As you’re deep down the Bitcoin rabbit hole, you end up looking for local Bitcoin events. People either sign up through sites like Eventbrite or Meetup and quickly realize how many local communities there are. From my perspective, this is the best way to get into Bitcoin.
This is an important step, as Bitcoin is very badly portrayed in the mainstream media. I wrote about this in another article. However, once you’re actually at one of these meetups, you’ll end up seeing how there are not psychos or extremists in Bitcoin, but regular people who’re interested in finding better savings solutions, than the ones currently offered at their local bank branch.
Which is the essential point of Bitcoin. There is no need for everyone to get on board. The community is not attached to a company. You don’t need to be part of that local community. If you don’t like the way people talk or engage in one particular community, you can move to another.
This is where the idea of citadels came from. The official definition of a citadel is the core fortified area of a town or city. This can be a castle, square or bigger building.

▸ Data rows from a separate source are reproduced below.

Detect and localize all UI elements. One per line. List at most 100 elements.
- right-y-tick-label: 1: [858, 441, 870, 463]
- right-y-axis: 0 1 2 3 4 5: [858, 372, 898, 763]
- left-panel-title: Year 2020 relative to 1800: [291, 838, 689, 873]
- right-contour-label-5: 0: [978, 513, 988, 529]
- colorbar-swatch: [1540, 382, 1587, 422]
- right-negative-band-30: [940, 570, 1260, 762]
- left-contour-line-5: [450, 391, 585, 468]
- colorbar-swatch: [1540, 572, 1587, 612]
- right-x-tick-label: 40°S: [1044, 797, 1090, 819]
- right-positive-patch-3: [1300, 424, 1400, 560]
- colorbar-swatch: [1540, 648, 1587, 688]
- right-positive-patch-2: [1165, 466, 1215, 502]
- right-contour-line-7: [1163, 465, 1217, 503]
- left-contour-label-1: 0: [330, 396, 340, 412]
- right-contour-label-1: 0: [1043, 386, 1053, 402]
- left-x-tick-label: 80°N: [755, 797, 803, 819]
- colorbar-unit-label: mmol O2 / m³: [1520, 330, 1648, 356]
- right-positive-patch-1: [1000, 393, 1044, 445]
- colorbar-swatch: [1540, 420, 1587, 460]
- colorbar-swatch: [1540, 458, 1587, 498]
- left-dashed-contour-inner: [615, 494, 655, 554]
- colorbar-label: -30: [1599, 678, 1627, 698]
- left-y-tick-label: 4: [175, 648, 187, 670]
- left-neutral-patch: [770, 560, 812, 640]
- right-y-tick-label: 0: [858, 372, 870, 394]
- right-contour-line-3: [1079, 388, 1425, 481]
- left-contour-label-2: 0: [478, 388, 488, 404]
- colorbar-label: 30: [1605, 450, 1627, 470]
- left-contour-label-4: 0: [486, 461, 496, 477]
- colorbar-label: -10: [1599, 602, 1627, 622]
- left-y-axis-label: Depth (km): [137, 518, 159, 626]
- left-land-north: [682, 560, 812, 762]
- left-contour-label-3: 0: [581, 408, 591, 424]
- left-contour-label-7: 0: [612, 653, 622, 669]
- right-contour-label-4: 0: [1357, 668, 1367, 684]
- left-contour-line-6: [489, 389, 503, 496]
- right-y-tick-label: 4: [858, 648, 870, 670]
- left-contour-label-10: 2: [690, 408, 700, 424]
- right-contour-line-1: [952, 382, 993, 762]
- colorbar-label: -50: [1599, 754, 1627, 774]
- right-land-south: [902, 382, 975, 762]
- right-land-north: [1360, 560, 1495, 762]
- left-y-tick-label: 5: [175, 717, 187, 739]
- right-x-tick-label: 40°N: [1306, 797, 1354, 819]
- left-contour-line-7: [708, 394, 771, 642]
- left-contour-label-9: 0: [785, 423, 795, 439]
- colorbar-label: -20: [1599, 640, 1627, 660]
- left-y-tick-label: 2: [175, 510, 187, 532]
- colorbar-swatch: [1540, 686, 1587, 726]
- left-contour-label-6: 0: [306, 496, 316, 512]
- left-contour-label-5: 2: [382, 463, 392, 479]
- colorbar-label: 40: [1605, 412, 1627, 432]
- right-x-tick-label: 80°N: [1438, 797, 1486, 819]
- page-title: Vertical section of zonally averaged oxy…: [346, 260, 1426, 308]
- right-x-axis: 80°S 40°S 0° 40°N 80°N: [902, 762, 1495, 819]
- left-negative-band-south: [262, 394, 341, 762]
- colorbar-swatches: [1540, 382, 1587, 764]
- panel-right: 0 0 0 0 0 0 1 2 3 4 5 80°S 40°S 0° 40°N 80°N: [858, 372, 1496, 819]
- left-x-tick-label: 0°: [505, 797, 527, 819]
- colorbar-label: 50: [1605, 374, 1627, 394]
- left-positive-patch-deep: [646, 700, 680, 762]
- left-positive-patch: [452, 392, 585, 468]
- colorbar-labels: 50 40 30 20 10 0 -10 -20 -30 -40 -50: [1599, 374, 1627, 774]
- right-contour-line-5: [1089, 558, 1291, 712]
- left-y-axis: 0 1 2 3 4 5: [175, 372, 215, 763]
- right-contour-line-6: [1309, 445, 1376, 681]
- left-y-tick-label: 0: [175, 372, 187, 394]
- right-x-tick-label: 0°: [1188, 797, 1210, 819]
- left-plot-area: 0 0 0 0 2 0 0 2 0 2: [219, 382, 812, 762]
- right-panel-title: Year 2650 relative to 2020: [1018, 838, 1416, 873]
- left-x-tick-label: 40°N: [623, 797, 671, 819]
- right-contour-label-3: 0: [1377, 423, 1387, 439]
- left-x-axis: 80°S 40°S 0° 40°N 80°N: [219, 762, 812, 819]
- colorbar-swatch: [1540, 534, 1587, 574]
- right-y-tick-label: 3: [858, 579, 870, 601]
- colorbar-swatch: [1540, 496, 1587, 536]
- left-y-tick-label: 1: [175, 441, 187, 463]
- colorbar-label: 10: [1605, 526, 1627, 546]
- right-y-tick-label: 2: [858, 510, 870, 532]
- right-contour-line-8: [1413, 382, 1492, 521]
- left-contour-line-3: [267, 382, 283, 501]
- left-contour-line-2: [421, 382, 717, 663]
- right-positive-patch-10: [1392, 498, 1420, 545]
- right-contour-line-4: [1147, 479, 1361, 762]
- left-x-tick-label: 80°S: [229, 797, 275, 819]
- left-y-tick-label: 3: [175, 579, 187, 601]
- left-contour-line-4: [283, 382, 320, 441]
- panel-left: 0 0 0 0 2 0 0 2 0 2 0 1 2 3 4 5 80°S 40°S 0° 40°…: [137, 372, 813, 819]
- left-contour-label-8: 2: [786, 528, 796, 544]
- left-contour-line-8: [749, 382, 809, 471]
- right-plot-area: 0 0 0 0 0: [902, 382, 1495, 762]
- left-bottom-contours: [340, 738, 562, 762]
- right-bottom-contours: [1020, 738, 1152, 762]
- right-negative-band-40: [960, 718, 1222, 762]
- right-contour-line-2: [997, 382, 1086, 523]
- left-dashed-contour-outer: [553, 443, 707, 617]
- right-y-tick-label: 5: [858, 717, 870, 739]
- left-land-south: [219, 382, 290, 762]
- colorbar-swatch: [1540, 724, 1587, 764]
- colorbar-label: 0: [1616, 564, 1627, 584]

In the Bitcoin ecosystem, a citadel is an enclosed community with its own rules. Some of them are more open to newbies or welcome new faces, others are a bit more closed.
However, all of them share a vision of small communities thriving together. Which is an essential part of any grassroots movement. There are many different communities, but they all operate towards one goal.
This is the main reason, why the establishment is so immensely against decentralized networks. They allow a group of individuals to organize themselves and be completely independent of any outside influence. Which, if you ask existing citadels these days is the main reason to be a member of such movements.
That goes hand in hand with the ideas behind Bitcoin. There is no middleman or any influence by central authorities. A user can control his finances. He can become part of the network by running a node or even starting mining. He’s not just an account owner, but part of it all.
Such highly contained communities are the main reason why it is harder to get into Bitcoin. Again, this is done intentionally. If you’re able to join a club by learning the answers to the entrance test, you’ll never end up understanding the underlying functionalities of such organizations.
With citadels, you have to dig deep and understand every aspect of its foundation. This results in a wider understanding and deeper debates about many topics. Something you see every day in Bitcoin citadels. People with different backgrounds and ideas come into the group and discuss them.
If there is one thing we need these days, it’s proper debates and a way to conclude, without throwing insults into the mix. This enables an open and self-sustaining market. One that doesn’t have a fixed narrative and the ability for everyone to take part in.
Therefore, if you haven’t yet been at a local meet-up or have never been at a grassroots event, take it upon yourself and go there. Find out if these ideas are worth digging into.